Um outro exemplo citado por Ana Paula são pesquisas de opinião realizadas por institutos que não transmitem confiança. “Um instituto que não é sério tem realizado pesquisas de opinião a um custo baixíssimo e os jornais acabam comprando. Numa delas eles falam da aprovação da quase totalidade da população em relação à UPP. Mas eles fazem pesquisa por telefone fixo e sabemos que a grande maioria dos moradores de favelas não têm telefone fixo”, questiona a pesquisadora.

Para Ana Paula, “é preciso entrar e fazer uma pesquisa qualitativa na região para avaliar essa política. Não podem achar que entrou, melhorou e acabou. Em várias cidades, como Bogotá e Medelín, pelo fato de não ter sido feita nenhuma avaliação e de se dar continuidade ao processo, muita coisa está retrocedendo”. Outro detalhe colocado pela pesquisadora é que “a população não apóia a polícia da forma que tem agido ao longo do tempo.

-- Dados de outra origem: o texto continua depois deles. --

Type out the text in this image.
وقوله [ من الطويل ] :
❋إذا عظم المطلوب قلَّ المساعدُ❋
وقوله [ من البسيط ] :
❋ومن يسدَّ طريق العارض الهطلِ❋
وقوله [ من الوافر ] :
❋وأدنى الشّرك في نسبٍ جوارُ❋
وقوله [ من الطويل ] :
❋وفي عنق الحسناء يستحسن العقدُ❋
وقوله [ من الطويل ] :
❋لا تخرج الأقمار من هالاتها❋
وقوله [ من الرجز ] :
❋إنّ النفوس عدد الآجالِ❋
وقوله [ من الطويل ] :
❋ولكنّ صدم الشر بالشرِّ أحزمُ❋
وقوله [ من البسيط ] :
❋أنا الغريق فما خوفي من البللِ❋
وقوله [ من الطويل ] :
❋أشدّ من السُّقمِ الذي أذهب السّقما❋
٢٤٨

Se a UPP representa outras práticas, a população vai preferir. Mas o que parece é que não muda tanto assim”, diz, fazendo referência ao texto escrito recentemente pelo também pesquisador Antônio Machado sobre as Unidades de Polícia Pacificadora. No artigo, Machado afirma que é preciso ter cuidado para que as UPPs não sejam um “pretexto para a exclusão social e a submissão cultural e política das camadas populares”.

Ana Paula acha necessário um acompanhamento das ações das UPPs. Para ela, qualquer política séria deve ser avaliada regularmente. Ela lamenta ainda que as dúvidas levantadas em relação às Unidades Pacificadoras “são tidas como uma crítica de uma pessoa que torce para dar errado. Se você critica, você é contra. Essa lógica é péssima, a crítica serve também para melhorar o que tem sido feito”, conclui.

“Minha esperança é de que essa política seja avaliada, criticada e que se veja o que é necessário para aprimorar. Por enquanto a UPP é uma política de governo, mas eu estou pensando não nos próximos quatro anos, mas nos próximos dez. Quero que seja uma política pública, a população está preocupada com a continuidade. É preciso que se torne uma política de estado e não um projeto de governo. E vou ficar feliz se virar uma política de estado e funcionar”, finaliza.